Öyle görünüyor ki...
Bütün bu soruların cevabı, TÜSİAD'dan DİSK'e, TOBB'dan TÜRK - İŞ'e, Esnaf ve Sanatkarlar Konfederasyonu'ndan medyaya kadar, kamuoyunu oluşturan koronun etkinliğiyle önümüzdeki zamanda daha net alınacak.
Anahtar CHP'dir.
Kilidi açmıştır.
Ama, kapı henüz aralanmış değil.
Bu koro, yadırganmasın.
Aslında, toplumun ve sağduyunun sesidir.
Sandıktan, yöneten demokrasi çıkmasının akılcı arayışıdır.
"Milletler intihar etmez, uçurumun kenarından dönecek sağduyuya sahiptirler"

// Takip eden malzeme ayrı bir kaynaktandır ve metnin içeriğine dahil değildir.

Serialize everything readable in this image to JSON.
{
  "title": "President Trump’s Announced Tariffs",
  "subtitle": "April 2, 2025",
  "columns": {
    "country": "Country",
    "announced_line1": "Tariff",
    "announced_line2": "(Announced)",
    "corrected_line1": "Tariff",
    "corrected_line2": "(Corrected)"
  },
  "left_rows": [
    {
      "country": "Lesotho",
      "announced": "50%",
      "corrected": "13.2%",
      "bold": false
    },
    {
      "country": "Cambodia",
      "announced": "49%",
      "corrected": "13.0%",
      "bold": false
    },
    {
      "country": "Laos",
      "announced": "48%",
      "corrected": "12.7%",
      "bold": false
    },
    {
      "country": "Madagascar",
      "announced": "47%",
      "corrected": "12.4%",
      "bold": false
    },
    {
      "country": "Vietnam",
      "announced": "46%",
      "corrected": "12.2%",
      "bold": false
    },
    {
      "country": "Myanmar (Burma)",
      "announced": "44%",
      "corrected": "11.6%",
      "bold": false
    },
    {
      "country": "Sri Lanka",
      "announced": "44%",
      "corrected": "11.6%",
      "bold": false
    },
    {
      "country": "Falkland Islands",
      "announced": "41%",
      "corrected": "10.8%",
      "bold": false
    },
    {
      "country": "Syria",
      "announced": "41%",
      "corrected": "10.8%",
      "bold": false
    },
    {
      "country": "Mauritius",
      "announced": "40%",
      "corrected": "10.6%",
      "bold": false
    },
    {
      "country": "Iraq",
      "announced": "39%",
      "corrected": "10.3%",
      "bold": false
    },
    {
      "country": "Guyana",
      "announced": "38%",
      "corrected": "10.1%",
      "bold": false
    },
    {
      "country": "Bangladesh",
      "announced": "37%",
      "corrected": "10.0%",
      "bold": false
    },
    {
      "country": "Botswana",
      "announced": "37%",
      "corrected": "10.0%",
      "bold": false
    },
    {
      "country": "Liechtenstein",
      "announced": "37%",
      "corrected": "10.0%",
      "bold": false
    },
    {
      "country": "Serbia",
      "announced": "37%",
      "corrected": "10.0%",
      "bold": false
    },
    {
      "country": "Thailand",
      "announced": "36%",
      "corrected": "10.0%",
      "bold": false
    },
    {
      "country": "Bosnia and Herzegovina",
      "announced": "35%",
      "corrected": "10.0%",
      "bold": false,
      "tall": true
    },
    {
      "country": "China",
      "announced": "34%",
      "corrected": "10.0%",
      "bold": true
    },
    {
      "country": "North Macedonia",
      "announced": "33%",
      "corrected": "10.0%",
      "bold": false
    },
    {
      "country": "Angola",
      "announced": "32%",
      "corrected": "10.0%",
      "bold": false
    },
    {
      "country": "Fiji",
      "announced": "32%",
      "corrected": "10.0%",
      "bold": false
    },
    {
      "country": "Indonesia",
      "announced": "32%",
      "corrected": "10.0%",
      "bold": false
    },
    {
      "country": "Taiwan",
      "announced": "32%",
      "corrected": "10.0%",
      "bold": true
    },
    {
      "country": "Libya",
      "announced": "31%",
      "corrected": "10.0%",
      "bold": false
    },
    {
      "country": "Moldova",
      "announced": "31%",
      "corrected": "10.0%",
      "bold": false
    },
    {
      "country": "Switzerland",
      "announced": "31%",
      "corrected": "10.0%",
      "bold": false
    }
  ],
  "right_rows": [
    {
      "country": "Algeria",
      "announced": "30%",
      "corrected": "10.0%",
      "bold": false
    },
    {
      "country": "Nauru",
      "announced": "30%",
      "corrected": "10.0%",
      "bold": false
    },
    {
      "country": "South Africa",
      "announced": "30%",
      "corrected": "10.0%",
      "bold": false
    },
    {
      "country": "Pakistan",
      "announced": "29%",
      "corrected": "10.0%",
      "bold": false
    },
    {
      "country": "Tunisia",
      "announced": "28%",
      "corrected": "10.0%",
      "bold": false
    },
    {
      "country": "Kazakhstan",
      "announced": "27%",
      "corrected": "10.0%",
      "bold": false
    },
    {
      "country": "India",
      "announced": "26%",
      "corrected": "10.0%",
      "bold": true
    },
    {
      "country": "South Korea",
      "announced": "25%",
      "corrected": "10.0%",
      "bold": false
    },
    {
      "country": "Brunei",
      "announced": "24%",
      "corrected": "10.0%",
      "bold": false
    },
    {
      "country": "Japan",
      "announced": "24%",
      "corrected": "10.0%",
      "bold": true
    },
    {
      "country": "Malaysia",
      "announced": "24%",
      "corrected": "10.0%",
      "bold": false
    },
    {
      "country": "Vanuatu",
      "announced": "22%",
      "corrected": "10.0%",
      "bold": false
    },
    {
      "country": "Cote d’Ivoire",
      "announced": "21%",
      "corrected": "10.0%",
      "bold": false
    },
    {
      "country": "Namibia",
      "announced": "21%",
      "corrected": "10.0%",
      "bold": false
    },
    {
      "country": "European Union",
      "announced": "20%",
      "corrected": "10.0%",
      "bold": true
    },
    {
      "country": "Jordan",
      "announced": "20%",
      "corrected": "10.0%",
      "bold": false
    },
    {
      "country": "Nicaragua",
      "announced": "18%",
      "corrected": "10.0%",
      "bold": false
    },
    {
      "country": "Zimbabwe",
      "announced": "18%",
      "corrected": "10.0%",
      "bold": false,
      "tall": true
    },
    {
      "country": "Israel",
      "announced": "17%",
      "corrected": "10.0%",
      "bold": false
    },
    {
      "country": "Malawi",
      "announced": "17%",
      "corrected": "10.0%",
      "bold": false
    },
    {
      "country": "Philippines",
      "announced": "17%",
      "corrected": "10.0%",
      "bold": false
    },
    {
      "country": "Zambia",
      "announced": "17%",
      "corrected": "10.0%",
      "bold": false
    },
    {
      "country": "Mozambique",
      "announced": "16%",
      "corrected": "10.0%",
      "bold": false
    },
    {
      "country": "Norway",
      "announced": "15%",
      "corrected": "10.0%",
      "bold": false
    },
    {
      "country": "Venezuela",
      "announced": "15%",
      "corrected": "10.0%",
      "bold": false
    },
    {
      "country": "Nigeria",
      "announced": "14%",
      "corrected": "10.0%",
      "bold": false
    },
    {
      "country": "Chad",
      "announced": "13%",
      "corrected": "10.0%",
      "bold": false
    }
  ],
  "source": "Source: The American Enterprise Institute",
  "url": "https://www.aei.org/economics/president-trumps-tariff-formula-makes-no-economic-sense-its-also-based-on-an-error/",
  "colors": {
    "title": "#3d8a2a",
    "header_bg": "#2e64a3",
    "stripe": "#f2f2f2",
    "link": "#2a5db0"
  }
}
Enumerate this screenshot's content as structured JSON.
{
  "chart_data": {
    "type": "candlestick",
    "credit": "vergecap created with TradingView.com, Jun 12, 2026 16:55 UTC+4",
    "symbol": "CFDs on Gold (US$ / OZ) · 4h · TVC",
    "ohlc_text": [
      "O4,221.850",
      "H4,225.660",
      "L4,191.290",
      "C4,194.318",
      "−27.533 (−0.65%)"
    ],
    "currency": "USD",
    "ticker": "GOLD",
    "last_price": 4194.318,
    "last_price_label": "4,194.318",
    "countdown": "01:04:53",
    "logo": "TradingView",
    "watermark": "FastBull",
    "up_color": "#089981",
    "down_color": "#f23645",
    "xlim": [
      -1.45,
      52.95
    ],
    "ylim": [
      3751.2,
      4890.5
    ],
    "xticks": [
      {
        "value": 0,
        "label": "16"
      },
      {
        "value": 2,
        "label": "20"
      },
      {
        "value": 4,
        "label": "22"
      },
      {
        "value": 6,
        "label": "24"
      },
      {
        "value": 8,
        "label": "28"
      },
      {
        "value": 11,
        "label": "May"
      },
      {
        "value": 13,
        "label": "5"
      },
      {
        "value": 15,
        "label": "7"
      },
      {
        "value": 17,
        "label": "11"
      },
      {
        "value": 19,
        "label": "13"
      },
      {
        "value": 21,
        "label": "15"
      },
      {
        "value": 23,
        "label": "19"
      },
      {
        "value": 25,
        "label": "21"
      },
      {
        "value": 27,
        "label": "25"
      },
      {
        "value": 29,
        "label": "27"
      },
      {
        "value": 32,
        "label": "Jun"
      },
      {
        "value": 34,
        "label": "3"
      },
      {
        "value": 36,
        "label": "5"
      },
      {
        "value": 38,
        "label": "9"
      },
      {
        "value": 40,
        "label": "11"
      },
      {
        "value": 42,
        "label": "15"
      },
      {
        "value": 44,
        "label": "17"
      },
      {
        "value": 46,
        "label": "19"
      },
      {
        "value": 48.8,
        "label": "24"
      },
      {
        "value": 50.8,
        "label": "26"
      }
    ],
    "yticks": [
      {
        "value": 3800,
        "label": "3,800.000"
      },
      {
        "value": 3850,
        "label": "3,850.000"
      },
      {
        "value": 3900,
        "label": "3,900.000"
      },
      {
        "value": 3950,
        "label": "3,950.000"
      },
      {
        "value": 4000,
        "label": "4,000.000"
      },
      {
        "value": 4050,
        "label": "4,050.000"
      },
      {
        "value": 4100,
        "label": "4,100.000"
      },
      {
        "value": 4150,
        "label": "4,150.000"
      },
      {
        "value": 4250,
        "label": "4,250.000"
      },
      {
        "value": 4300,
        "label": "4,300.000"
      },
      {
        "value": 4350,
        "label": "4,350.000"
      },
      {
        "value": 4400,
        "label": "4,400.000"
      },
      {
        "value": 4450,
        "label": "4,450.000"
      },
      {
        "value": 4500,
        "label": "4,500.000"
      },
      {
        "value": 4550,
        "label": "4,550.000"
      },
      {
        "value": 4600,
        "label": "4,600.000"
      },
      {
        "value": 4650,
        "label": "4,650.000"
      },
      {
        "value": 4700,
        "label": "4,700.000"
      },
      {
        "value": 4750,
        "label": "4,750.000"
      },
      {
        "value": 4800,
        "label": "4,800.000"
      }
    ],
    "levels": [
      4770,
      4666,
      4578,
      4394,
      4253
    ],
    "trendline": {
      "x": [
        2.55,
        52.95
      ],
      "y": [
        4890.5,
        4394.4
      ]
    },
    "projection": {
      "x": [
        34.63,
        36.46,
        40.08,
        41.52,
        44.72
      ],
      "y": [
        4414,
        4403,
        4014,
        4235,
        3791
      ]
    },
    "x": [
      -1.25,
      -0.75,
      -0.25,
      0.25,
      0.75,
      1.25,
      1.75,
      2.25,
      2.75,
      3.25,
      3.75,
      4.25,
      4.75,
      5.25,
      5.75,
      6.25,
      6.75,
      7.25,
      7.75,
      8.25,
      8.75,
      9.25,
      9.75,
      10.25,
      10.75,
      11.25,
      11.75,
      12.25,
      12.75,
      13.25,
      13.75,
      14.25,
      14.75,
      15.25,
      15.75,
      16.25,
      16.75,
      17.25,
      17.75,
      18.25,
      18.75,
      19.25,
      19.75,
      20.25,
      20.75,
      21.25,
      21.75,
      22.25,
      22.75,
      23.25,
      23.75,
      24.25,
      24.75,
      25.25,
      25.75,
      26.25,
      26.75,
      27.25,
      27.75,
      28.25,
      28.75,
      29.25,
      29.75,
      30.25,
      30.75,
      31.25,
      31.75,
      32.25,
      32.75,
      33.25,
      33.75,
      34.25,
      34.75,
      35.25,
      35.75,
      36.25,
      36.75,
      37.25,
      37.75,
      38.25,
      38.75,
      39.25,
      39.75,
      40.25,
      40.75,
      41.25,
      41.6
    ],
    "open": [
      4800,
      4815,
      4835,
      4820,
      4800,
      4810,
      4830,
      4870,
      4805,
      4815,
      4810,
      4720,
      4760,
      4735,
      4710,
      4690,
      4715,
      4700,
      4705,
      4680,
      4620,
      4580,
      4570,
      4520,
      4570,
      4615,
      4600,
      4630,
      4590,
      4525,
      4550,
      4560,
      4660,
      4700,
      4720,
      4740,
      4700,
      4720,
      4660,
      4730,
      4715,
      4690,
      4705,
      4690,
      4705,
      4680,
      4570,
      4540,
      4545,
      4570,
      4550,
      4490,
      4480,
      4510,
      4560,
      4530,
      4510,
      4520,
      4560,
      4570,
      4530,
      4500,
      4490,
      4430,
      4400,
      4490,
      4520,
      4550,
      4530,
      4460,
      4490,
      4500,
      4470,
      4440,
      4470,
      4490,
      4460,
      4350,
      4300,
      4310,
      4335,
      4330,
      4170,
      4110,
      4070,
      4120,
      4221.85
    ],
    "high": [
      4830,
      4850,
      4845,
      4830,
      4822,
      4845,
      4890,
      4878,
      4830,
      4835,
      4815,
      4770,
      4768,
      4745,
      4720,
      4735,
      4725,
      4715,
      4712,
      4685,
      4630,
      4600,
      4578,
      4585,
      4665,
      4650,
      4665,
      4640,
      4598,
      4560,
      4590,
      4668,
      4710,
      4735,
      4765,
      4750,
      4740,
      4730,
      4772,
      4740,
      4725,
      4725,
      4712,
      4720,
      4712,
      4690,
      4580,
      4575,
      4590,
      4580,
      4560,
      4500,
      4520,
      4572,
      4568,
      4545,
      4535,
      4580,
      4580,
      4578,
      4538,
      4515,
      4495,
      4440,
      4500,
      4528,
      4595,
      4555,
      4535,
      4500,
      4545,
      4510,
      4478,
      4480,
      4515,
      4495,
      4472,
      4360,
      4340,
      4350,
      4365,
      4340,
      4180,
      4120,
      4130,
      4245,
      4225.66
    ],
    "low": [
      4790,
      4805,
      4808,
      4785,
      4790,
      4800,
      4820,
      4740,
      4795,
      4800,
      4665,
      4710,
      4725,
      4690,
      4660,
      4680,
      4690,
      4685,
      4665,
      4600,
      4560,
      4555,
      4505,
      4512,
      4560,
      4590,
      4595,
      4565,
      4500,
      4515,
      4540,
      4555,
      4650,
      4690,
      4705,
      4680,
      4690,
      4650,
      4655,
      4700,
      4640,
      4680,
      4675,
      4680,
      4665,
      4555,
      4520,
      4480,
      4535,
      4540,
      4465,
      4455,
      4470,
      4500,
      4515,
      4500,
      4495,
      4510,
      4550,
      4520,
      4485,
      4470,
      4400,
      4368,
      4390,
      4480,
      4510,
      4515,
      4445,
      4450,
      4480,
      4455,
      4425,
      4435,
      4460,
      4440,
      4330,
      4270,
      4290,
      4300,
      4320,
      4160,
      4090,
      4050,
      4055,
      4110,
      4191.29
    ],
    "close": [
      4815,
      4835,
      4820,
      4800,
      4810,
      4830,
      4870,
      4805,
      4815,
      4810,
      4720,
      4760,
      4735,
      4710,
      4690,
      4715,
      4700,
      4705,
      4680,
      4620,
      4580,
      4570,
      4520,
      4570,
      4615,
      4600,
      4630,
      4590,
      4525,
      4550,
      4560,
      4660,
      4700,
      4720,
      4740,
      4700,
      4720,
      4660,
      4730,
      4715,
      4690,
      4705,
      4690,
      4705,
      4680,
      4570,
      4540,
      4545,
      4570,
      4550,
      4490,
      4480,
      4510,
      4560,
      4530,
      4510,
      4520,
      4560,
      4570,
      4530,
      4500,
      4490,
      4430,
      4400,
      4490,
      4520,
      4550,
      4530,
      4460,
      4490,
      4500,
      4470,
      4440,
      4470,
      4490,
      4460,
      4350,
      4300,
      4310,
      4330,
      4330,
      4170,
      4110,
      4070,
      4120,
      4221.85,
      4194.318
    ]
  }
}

söyleminin bir bakıma kanıtıdır.
Tarihte istisnalar yok mu?
Elbette var.
Örneğin...
Alman milleti, sağduyusunu yitirdiğinde, Hitler'in yüzde 20 oranındaki Nazi Partisi'nin eline teslim olmuştu.
Çünkü, kolektif bir çılgınlık başlamıştı.
Türk milleti, en umutsuz dönemlerde dahi, uçurumun kenarından dönmüştür.
TÜSİAD'ın ve bazı kurumların araştırmaları var.
Bunlara göre...
Hiç değilse il belediye başkanı seçimleri, iki turlu yapılmalı.
Bu durumda, genelde, ikinci turda oylar FP'ye verilmeyecek.
Bütün partilerin seçmenleri arasında en düşük ikinci tercih FP.
Ayrıca...
Güneydoğu'da iki turlu seçim yapılırsa HADEP'in kazanması mümkün görünmüyor.
Bütün partililer HADEP'in karşısındaki en yüksek oyu alan partide bütünleşiyor.
Elbette...
Demokrasilerde seçime katılma hakkını elde etmiş partiler arasında bir ayırım yapmıyoruz.
Ancak...
İktidar için hazır olmanın ve demokratik düzenle bütünleşmenin bir hazım ve olgunlaşma süresi var.
Kaldı ki...
Kararı, hür iradesiyle millet verecektir.
Yüzde 20 ile iktidar olunmayacak bir sistemdir bu.
Ayrıca...
Genel seçimler için de yerel seçim sonuçları, ilk tur gibi bir işlevi yerine getirecektir.
Seçmen vereceği oy için, olası sonuçlarını görerek, daha akılcı kararlar verecektir.